= Jonas Michaelius =

Dutch Reformed Church clergyman

Jonas Michaëlius (1576 – after 1638) was the first clergyman to lead a congregation of the Dutch Reformed Church in America.

==Biography==
He was probably born Jonas Joannis Michielsz in Hoorn. He studied at the University of Leyden from 1600-1605, and worked as a clergyman in various towns in Brabant from 1607-1612, from 1612-14 in "Nieuwbokswoude" (modern Nibbixwoud), and from 1614-1624 in Hem. He married in 1614. In 1624 he traveled, presumably with the fleet of Piet Hein, to Salvador, Brazil, where he served until the town was recaptured by the Portuguese in May 1625. From there he crossed the Atlantic to Guinea where he stayed until 1627. After briefly returning to the Netherlands, he went to New Amsterdam in January 1628, and was thus the first minister of the Dutch Reformed Church in what would become the United States. He organized a consistory, and administered the sacraments, but returned to Holland in a few years, probably before the arrival of his successor, Everardus Bogardus, in 1633.

Michaëlius' wife died in New Amsterdam shortly after his arrival. The classis of Amsterdam wished to send Michaëlius back to America in 1637, but he did not return owing to political opposition from New Amsterdam.

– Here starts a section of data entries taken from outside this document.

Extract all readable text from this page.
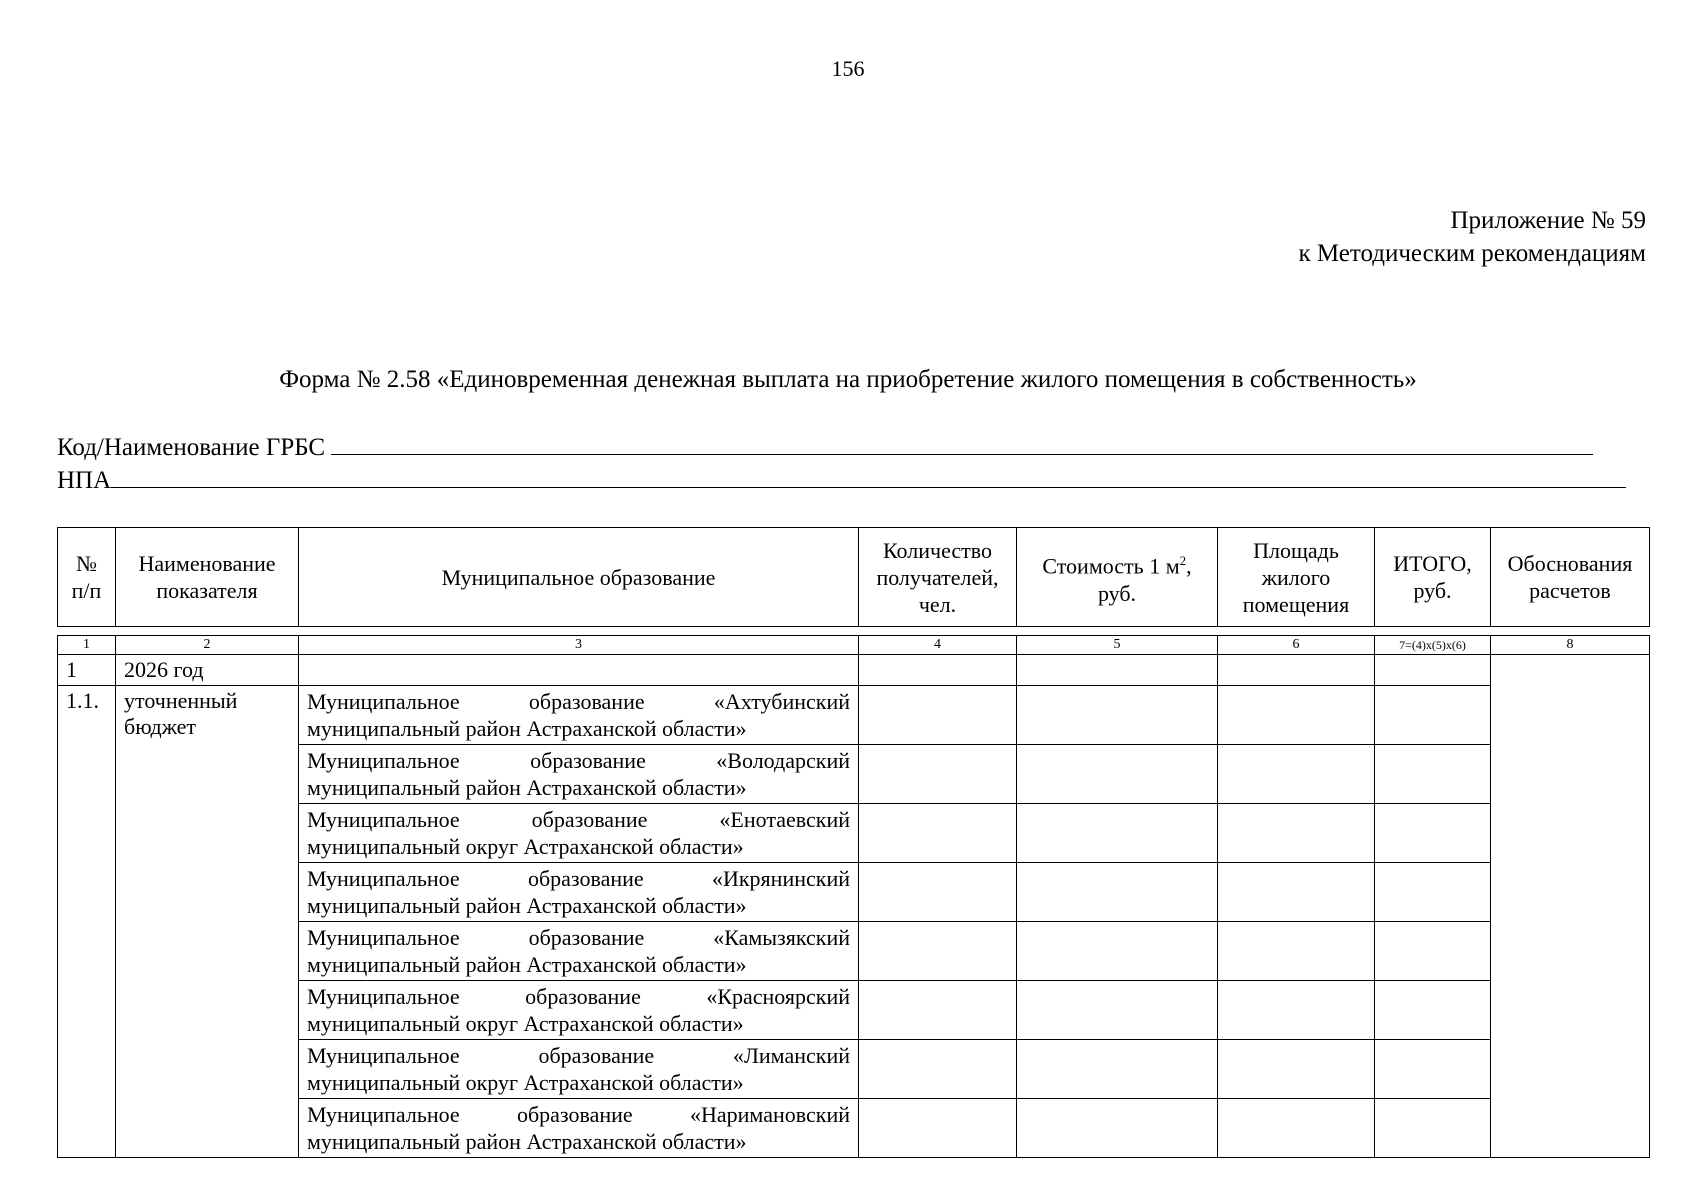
156
Приложение № 59
к Методическим рекомендациям
Форма № 2.58 «Единовременная денежная выплата на приобретение жилого помещения в собственность»
Код/Наименование ГРБС
НПА
№ п/п	Наименование показателя	Муниципальное образование	Количество получателей, чел.	Стоимость 1 $м^2$, руб.	Площадь жилого помещения	ИТОГО, руб.	Обоснования расчетов

1	2	3	4	5	6	7=(4)х(5)х(6)	8
1	2026 год						
1.1.	уточненный бюджет	Муниципальное образование «Ахтубинский муниципальный район Астраханской области»					
		Муниципальное образование «Володарский муниципальный район Астраханской области»					
		Муниципальное образование «Енотаевский муниципальный округ Астраханской области»					
		Муниципальное образование «Икрянинский муниципальный район Астраханской области»					
		Муниципальное образование «Камызякский муниципальный район Астраханской области»					
		Муниципальное образование «Красноярский муниципальный округ Астраханской области»					
		Муниципальное образование «Лиманский муниципальный округ Астраханской области»					
		Муниципальное образование «Наримановский муниципальный район Астраханской области»					
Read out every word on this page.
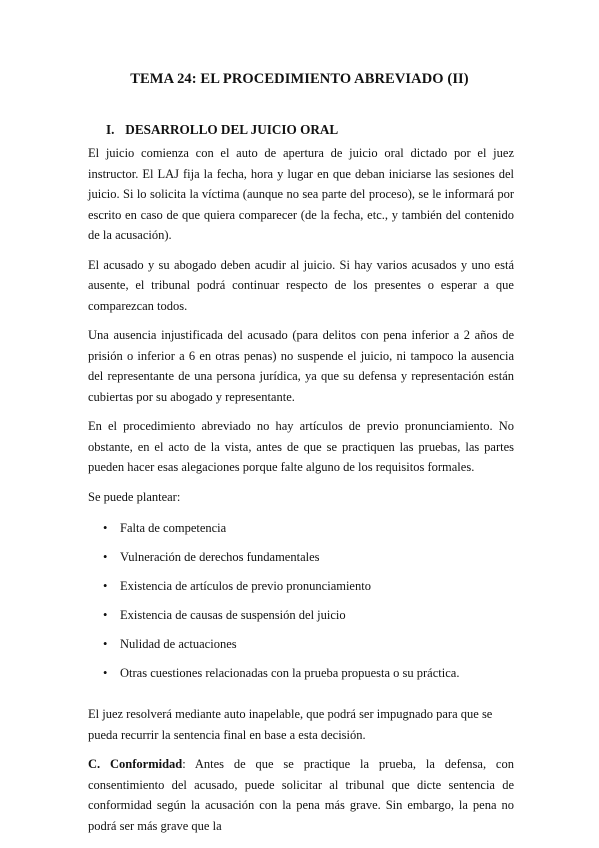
TEMA 24: EL PROCEDIMIENTO ABREVIADO (II)
I. DESARROLLO DEL JUICIO ORAL

El juicio comienza con el auto de apertura de juicio oral dictado por el juez instructor. El LAJ fija la fecha, hora y lugar en que deban iniciarse las sesiones del juicio. Si lo solicita la víctima (aunque no sea parte del proceso), se le informará por escrito en caso de que quiera comparecer (de la fecha, etc., y también del contenido de la acusación).

El acusado y su abogado deben acudir al juicio. Si hay varios acusados y uno está ausente, el tribunal podrá continuar respecto de los presentes o esperar a que comparezcan todos.

Una ausencia injustificada del acusado (para delitos con pena inferior a 2 años de prisión o inferior a 6 en otras penas) no suspende el juicio, ni tampoco la ausencia del representante de una persona jurídica, ya que su defensa y representación están cubiertas por su abogado y representante.

En el procedimiento abreviado no hay artículos de previo pronunciamiento. No obstante, en el acto de la vista, antes de que se practiquen las pruebas, las partes pueden hacer esas alegaciones porque falte alguno de los requisitos formales.

Se puede plantear:

• Falta de competencia
• Vulneración de derechos fundamentales
• Existencia de artículos de previo pronunciamiento
• Existencia de causas de suspensión del juicio
• Nulidad de actuaciones
• Otras cuestiones relacionadas con la prueba propuesta o su práctica.

El juez resolverá mediante auto inapelable, que podrá ser impugnado para que se pueda recurrir la sentencia final en base a esta decisión.

C. Conformidad: Antes de que se practique la prueba, la defensa, con consentimiento del acusado, puede solicitar al tribunal que dicte sentencia de conformidad según la acusación con la pena más grave. Sin embargo, la pena no podrá ser más grave que la
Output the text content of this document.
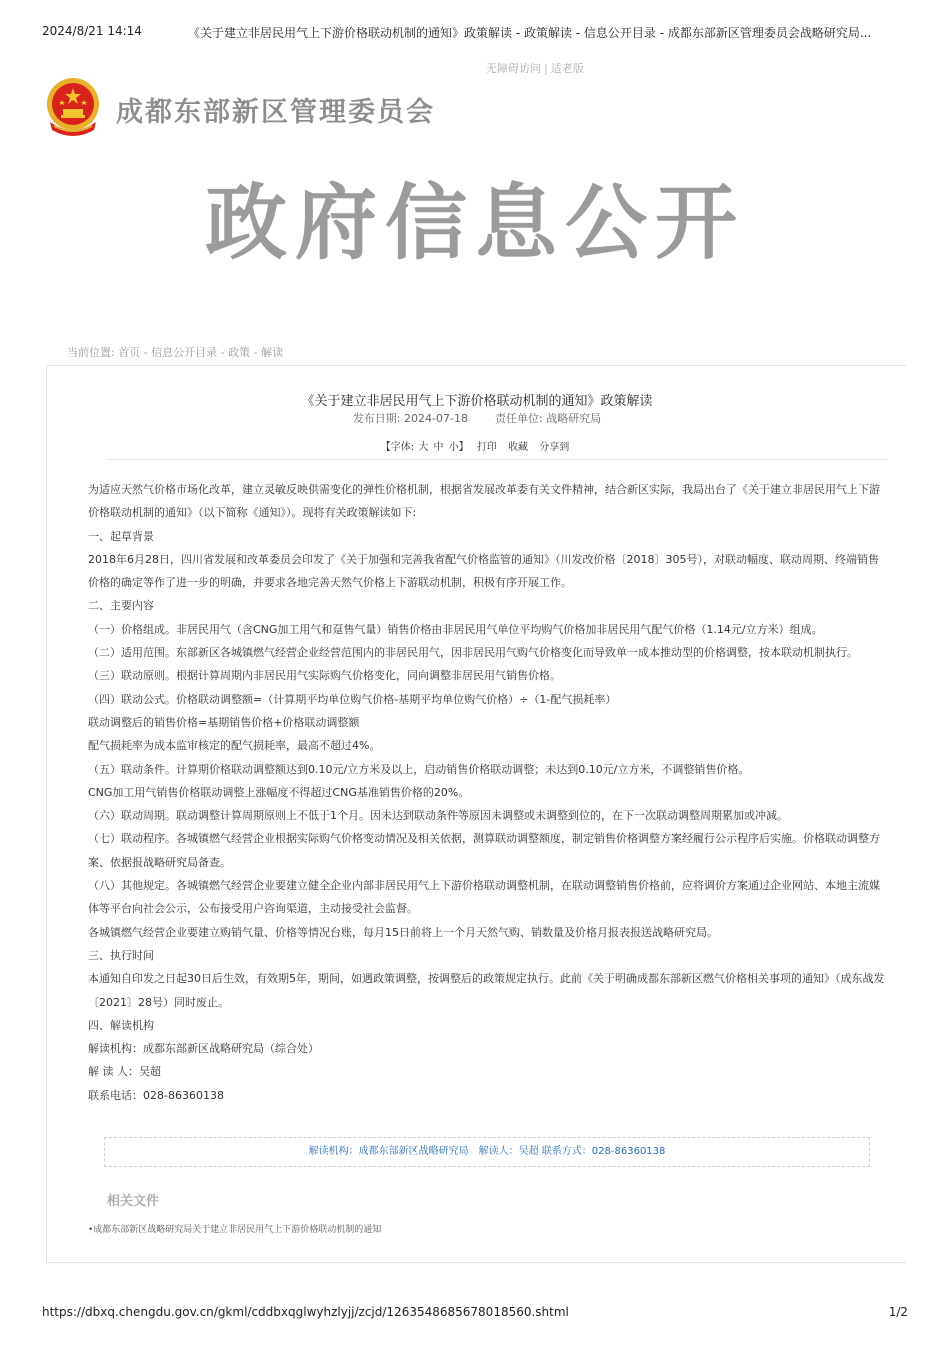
2024/8/21 14:14	《关于建立非居民用气上下游价格联动机制的通知》政策解读 - 政策解读 - 信息公开目录 - 成都东部新区管理委员会战略研究局...
无障碍访问 | 适老版
成都东部新区管理委员会
政府信息公开
当前位置: 首页 - 信息公开目录 - 政策 - 解读
《关于建立非居民用气上下游价格联动机制的通知》政策解读
发布日期: 2024-07-18 责任单位: 战略研究局
【字体: 大 中 小】 打印 收藏 分享到

为适应天然气价格市场化改革，建立灵敏反映供需变化的弹性价格机制，根据省发展改革委有关文件精神，结合新区实际，我局出台了《关于建立非居民用气上下游价格联动机制的通知》（以下简称《通知》）。现将有关政策解读如下:

一、起草背景

2018年6月28日，四川省发展和改革委员会印发了《关于加强和完善我省配气价格监管的通知》（川发改价格〔2018〕305号），对联动幅度、联动周期、终端销售价格的确定等作了进一步的明确，并要求各地完善天然气价格上下游联动机制，积极有序开展工作。

二、主要内容

（一）价格组成。非居民用气（含CNG加工用气和趸售气量）销售价格由非居民用气单位平均购气价格加非居民用气配气价格（1.14元/立方米）组成。

（二）适用范围。东部新区各城镇燃气经营企业经营范围内的非居民用气，因非居民用气购气价格变化而导致单一成本推动型的价格调整，按本联动机制执行。

（三）联动原则。根据计算周期内非居民用气实际购气价格变化，同向调整非居民用气销售价格。

（四）联动公式。价格联动调整额=（计算期平均单位购气价格-基期平均单位购气价格）÷（1-配气损耗率）

联动调整后的销售价格=基期销售价格+价格联动调整额

配气损耗率为成本监审核定的配气损耗率，最高不超过4%。

（五）联动条件。计算期价格联动调整额达到0.10元/立方米及以上，启动销售价格联动调整；未达到0.10元/立方米，不调整销售价格。

CNG加工用气销售价格联动调整上涨幅度不得超过CNG基准销售价格的20%。

（六）联动周期。联动调整计算周期原则上不低于1个月。因未达到联动条件等原因未调整或未调整到位的，在下一次联动调整周期累加或冲减。

（七）联动程序。各城镇燃气经营企业根据实际购气价格变动情况及相关依据，测算联动调整额度，制定销售价格调整方案经履行公示程序后实施。价格联动调整方案、依据报战略研究局备查。

（八）其他规定。各城镇燃气经营企业要建立健全企业内部非居民用气上下游价格联动调整机制，在联动调整销售价格前，应将调价方案通过企业网站、本地主流媒体等平台向社会公示，公布接受用户咨询渠道，主动接受社会监督。

各城镇燃气经营企业要建立购销气量、价格等情况台账，每月15日前将上一个月天然气购、销数量及价格月报表报送战略研究局。

三、执行时间

本通知自印发之日起30日后生效，有效期5年，期间，如遇政策调整，按调整后的政策规定执行。此前《关于明确成都东部新区燃气价格相关事项的通知》（成东战发〔2021〕28号）同时废止。

四、解读机构

解读机构：成都东部新区战略研究局（综合处）

解 读 人：吴超

联系电话：028-86360138

解读机构：成都东部新区战略研究局 解读人：吴超 联系方式：028-86360138
相关文件
•成都东部新区战略研究局关于建立非居民用气上下游价格联动机制的通知
https://dbxq.chengdu.gov.cn/gkml/cddbxqglwyhzlyjj/zcjd/1263548685678018560.shtml	1/2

It was long supposed that Bogardus was the first Reformed Church clergyman in the future United States, but the precedence of Michaëlius was established by a letter from him to Adrian Smoutius, dated New Amsterdam, 11 August 1628, which was found in the late 19th century in the Dutch archives at The Hague. In this letter he describes the degraded state of the natives, and proposes to educate their children without trying to redeem the parents. The letter is printed in an appendix to Mary L. Booth's History of the City of New York (New York, 1859).